Fato que chama a atenção é quando se observa que na América Latina, a população em privação de liberdade quase quadruplicou nos últimos 30 anos, junto com a explosão de prisões em nível mundial, 10,6 milhões de pessoas desenvolveram tuberculose em 2022. Embora a incidência global de tuberculose tenha diminuído 8,7% desde 2015, na América Latina a ocorrência de casos de tuberculose aumentou 19% no mesmo período.

Com isso, a pesquisa também verificou que o aumento da privação de liberdade desde 1990 resultou num número estimado de 34.393 casos excessivos de tuberculose incidentes em 2019 nos seis países. Em 2019, 27,2% dos casos novos foram relacionados ao encarceramento, mais do que a porcentagem atribuível a qualquer outro fator de risco, incluindo HIV e desnutrição. Contudo, pontuou que intervenções poderiam reduzir em mais de 10% a futura incidência da tuberculose na população geral do Brasil, na Colômbia, na Argentina, em El Salvador e no Peru.

Dentre os fatores apontados como responsáveis para a contribuição de novos casos no sistema carcerário estão a superlotação registrada em boa parte dos centros penitenciários, inclusive de Mato Grosso do Sul, o sistema de ventilação precária, desnutrição e acesso limitado a cuidados de saúde. No ano passado, a PED (Penitenciária Estadual de Dourados) foi palco de um surto de furúnculos e sarna.

 

Falta de controle

Segundo o estudo, a contribuição total da privação de liberdade para a epidemia mais ampla de tuberculose na América Latina, pela subdetecção nas prisões e pelos efeitos de “repercussão” nas comunidades, nunca foi quantificada. O impacto regional de políticas alternativas de privação de liberdade na futura incidência de tuberculose na população é desconhecido.

 

Metodologia

Os pesquisadores criaram um cenário imaginário, no qual a quantidade de pessoas privadas de liberdade teria permanecido a mesma de 1990, e compararam com a situação real, onde o número de encarcerados cresceu muito. Essa comparação mostrou que quanto mais gente presa, maior o número de casos de tuberculose.
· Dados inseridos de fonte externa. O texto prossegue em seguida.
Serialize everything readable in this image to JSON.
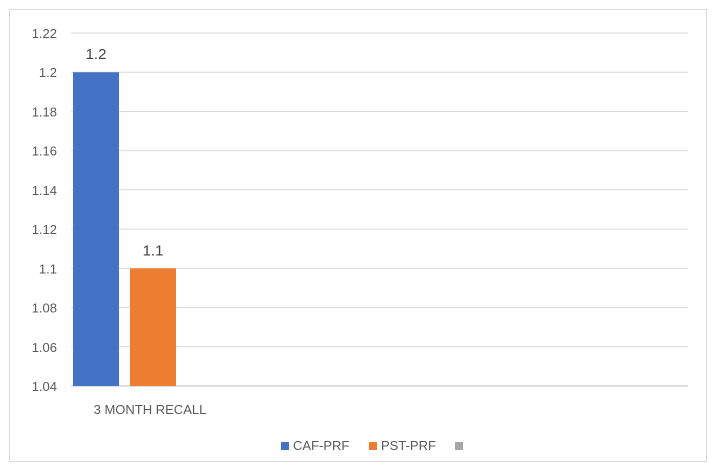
{
  "chart_data": {
    "type": "bar",
    "title": "",
    "xlabel": "",
    "ylabel": "",
    "categories": [
      "3 MONTH RECALL"
    ],
    "series": [
      {
        "name": "CAF-PRF",
        "values": [
          1.2
        ],
        "color": "#4472c4",
        "data_label": "1.2"
      },
      {
        "name": "PST-PRF",
        "values": [
          1.1
        ],
        "color": "#ed7d31",
        "data_label": "1.1"
      },
      {
        "name": "",
        "values": [
          null
        ],
        "color": "#a5a5a5",
        "data_label": ""
      }
    ],
    "ylim": [
      1.04,
      1.22
    ],
    "yticks": [
      "1.04",
      "1.06",
      "1.08",
      "1.1",
      "1.12",
      "1.14",
      "1.16",
      "1.18",
      "1.2",
      "1.22"
    ],
    "grid": true,
    "legend_position": "bottom"
  }
}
De acordo com o estudo, até à data, o verdadeiro impacto da privação de liberdade na epidemia de tuberculose em toda a região tem sido subestimado devido a um “foco estreito” nas doenças que ocorrem durante o encarceramento. A análise constatou que as intervenções que visam privação de liberdade podem ter efeitos “descomunais” sobre a epidemia mais ampla de tuberculose na América Latina – muito maiores do que anteriormente verificado. Os pesquisadores destacam que essas intervenções devem incluir não só estratégias para reduzir o risco de tuberculose entre indivíduos atualmente e anteriormente em privação de liberdade, mas também esforços para acabar com a privação de liberdade em massa.